Kulka mozzarelli: 250 kcal + pomidor 30 kcal = 280 kcal.
trochę gotowanych warzyw : 70 kcal
chipsy z ziemniaków, z piekarnika, samoróbka : 120 kcal
______________________________________________
w mojej głowie niepokoje.
Mam nadzieję, że spotkam kiedyś miłość mojego życia, w której zakocham się do szaleństwa. I to uczucie fascynacji i pociągu nigdy nie zgaśnie.
Ciągle się rozczarowuję mężczyznami... Dobija mnie to. Nie jestem ani brzydka, ani głupia, mam za sobą kilka związków, lepsze, gorsze i takie bardzo chujowe. Nie mogę zatrzymać się przy nikim na dłużej, bo coś zaczyna mi się nie podobać- tzn, jak wiece, to na początku związku jest wszystko pięknie. A po miesiącu stwierdzam, że kompletnie się różnimy i nie ma sensu dalej brnąć.
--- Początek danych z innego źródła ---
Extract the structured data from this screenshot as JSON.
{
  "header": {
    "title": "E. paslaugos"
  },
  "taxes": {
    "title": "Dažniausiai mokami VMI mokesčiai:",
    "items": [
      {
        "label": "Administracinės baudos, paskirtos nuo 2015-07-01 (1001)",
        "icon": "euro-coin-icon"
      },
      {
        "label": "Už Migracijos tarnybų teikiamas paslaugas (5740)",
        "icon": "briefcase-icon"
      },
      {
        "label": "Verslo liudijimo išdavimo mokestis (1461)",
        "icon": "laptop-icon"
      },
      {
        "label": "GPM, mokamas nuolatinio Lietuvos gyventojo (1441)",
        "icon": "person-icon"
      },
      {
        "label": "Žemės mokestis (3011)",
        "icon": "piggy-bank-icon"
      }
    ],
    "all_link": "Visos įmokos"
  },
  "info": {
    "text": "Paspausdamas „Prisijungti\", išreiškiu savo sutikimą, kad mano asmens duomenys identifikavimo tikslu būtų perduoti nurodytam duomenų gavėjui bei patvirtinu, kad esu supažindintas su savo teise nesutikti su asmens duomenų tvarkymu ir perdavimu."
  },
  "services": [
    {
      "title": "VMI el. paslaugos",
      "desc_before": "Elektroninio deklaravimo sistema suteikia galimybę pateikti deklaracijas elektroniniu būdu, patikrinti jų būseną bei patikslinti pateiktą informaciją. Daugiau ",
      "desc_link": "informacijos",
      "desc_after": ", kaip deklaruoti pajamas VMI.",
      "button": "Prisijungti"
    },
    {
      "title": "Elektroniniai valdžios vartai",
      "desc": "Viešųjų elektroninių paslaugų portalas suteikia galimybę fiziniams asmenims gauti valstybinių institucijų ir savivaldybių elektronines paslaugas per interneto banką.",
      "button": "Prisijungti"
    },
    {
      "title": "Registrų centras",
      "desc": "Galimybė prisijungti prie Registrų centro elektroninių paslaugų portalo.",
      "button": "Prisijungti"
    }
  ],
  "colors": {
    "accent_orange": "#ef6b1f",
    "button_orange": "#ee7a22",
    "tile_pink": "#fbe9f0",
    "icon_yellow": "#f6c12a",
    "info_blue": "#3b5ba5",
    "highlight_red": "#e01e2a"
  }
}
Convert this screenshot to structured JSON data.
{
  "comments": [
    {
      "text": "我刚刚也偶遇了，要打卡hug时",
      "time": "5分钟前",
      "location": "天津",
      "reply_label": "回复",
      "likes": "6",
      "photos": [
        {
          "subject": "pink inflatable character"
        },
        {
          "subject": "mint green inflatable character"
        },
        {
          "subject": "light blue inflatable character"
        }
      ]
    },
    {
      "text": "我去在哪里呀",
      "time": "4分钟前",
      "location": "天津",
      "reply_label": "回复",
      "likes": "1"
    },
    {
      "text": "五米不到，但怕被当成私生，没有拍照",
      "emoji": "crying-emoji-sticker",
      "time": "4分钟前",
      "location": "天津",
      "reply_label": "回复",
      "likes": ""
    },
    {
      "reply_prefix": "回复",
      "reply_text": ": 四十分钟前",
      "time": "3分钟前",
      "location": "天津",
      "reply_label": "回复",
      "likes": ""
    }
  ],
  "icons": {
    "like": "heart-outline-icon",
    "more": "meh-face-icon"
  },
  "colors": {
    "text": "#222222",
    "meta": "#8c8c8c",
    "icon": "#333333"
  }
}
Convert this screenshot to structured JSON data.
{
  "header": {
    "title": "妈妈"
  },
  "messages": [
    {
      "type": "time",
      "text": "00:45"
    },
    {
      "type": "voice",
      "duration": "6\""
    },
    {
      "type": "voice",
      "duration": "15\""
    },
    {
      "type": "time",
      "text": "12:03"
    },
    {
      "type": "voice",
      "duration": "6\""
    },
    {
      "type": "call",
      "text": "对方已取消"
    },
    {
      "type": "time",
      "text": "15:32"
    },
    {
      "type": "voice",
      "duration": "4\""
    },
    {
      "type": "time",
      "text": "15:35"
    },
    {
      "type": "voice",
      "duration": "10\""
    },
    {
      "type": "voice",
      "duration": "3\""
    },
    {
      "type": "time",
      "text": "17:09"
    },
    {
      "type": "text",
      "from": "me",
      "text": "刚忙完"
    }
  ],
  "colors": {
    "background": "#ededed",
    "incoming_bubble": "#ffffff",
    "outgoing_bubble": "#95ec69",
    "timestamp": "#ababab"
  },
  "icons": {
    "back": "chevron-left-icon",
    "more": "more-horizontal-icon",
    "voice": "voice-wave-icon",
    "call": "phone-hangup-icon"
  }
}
Mój rekord to dwa lata, kolejny 9 miesięcy, kolejno 4 miesiące, znów 4 miesiące, rekord najmniejszy : TYDZIEŃ, w tym przypadku mnie zależało, ale zostałam odrzucona.
Odstrasza mnie od facetów nieporadność- nie będę matką, mam być kobietą a nie opiekunką. Odstrasza mnie brak własnego zdania,  brak wiary w siebie, w Nas. Denerwuje mnie marazm. Zazwyczaj wiało nudą- nic nie robiliśmy , siedzieliśmy w domu- tylko film, jedzenie i od czasu do czasu seks. Nie fascynuje, nie pobudza mojego uczucia. Po prostu zdobył i przestaje się starać.

Czasami myślę sobie, że jestem niezdolna kogoś kochać tak po prostu- mimo wszystko, a z drugiej strony już wiem, czego chcę i stać mnie na wartościowego człowieka, dla którego nuda nie istnieje, który `będzie skałą, co by się nie działo`. Angażuję się w miłość, kiedy widzę, że facetowi zależy. Dotychczas udało się to jednemu, temu z którym byłam 2 lata- ale przez ostatnie pół roku traktował mnie jak śmiecia. Z resztą jak go zobaczyłam, to wiedziałam, ze go pokocham. A po tym związku juz tak nie było.... Byłam z kimś chyba dlatego, że byłam samotna i potrzebowałam po prostu, by ktoś był.
Może dawałam facetom szansę za szybko-nie wiem. A może za dużo od nich wymagam ?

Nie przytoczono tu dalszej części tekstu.